Where $C$ is the monster model. I can intuitively understand it, the Morley Rank is closely related to the amount of elements, if there is a bijection, between them it means they both have the same amount of elements so they have the same Morley Rank. Now, knowing this I have issues with the formal details, I'm not sure about how to start writing the proof formally, and would very much appreciate any input, both about how to tackle it and if my intuition is right. Thank you for your help
The most direct proof is likely by induction on Morley rank. It suffices to show, by induction on $\alpha$, that, given definable sets $X$ and $Y$ and $f:X \to Y$ a definable injection, if $RM(X) \geq \alpha$, then $RM(Y) \geq \alpha$.
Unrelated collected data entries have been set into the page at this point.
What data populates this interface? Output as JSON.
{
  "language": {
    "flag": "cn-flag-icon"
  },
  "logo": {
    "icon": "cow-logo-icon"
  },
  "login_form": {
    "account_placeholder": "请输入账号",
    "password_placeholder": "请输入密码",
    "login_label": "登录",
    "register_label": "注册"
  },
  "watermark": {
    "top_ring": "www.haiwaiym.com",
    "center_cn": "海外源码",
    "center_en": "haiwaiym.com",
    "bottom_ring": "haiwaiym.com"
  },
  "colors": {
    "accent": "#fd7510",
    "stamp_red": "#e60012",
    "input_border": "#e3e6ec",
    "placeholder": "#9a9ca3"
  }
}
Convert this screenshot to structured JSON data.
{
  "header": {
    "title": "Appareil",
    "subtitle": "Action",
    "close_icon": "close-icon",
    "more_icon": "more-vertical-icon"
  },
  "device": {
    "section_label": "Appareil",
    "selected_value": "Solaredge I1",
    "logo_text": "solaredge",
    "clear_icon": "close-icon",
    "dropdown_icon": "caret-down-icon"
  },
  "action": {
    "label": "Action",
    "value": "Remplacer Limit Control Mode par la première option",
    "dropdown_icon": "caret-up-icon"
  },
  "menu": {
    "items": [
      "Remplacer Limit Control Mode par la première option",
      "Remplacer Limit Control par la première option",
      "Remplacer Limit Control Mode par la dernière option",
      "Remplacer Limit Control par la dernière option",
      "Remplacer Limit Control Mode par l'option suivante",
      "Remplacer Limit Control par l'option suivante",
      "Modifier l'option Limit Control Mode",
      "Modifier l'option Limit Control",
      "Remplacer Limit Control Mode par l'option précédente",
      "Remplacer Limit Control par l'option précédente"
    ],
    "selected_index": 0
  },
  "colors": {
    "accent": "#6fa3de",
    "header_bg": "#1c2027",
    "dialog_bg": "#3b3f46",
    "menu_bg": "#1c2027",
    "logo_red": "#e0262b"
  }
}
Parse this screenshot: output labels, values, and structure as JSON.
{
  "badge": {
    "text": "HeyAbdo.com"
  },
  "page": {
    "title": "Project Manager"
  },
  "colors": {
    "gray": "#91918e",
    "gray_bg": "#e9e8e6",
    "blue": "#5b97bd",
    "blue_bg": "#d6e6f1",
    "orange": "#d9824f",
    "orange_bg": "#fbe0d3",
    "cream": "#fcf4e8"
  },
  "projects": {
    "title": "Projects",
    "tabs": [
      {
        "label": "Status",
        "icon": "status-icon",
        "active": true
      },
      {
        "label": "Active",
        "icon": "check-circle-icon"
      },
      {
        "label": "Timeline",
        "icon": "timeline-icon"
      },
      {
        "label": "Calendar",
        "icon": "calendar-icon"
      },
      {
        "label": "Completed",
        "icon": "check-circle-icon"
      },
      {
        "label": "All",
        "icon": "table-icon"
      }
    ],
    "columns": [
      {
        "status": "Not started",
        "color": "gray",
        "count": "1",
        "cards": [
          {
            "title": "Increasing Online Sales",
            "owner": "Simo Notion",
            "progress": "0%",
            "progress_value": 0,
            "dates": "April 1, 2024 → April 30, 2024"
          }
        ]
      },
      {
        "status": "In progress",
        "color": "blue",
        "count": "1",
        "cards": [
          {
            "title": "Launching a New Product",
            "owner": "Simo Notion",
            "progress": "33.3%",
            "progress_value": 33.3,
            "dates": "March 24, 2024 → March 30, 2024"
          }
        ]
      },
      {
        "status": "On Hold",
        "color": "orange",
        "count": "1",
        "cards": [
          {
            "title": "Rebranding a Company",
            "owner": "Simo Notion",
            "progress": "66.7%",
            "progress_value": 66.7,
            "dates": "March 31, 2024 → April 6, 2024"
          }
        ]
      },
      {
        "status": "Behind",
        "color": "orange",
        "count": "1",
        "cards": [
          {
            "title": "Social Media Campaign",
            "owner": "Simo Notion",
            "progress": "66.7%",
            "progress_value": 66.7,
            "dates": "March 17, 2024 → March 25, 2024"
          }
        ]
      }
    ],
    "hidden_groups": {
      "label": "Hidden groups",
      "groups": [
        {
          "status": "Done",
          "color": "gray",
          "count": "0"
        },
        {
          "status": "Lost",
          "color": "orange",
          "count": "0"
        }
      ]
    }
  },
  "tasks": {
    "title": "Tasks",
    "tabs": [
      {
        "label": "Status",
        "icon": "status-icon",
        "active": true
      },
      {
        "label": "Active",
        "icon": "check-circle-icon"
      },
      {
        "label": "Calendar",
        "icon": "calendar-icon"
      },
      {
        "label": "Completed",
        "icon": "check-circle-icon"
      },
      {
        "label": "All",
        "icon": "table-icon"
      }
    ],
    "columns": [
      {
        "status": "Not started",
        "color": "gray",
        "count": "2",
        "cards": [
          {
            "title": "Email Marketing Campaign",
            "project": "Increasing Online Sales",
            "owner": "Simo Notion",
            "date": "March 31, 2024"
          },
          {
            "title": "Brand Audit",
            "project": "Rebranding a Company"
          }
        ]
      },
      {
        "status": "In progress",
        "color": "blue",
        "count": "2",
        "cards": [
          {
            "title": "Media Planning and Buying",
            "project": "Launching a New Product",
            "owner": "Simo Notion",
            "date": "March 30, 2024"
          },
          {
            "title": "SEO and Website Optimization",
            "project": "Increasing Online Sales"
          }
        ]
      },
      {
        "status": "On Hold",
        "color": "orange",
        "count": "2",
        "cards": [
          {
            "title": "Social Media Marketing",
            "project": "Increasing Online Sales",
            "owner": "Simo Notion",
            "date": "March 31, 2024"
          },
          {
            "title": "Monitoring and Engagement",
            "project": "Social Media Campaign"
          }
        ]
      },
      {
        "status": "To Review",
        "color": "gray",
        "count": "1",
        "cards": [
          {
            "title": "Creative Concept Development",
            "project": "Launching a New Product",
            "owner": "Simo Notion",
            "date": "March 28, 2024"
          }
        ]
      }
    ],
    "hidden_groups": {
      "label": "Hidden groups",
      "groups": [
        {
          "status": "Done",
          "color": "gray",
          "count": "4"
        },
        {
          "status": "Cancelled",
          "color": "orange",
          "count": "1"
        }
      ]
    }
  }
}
Assume we know the claim for all $\beta < \alpha$, and we want to show the claim for $\alpha$. Assume $RM(X) \geq \alpha$. That is, for all $\beta < \alpha$, there are infinitely many disjoint definable subsets of $X$, each of $RM \geq \beta$. To show that $RM(Y) \geq \alpha$, we must show that, for all $\beta < \alpha$, there are infinitely many disjoint subsets of $Y$, each of $RM \geq \beta$. Fixing $\beta < \alpha$, we know we have $X_1,X_2,\ldots$ disjoint, definable subsets of $X$ with $RM \geq \beta$. Since $f$ is definable, $f(X_1), f(X_2), \ldots$ are definable, also. Since $f$ is injective, they are disjoint. By the inductive hypothesis, they have $RM \geq \beta$. We therefore have the desired conclusion.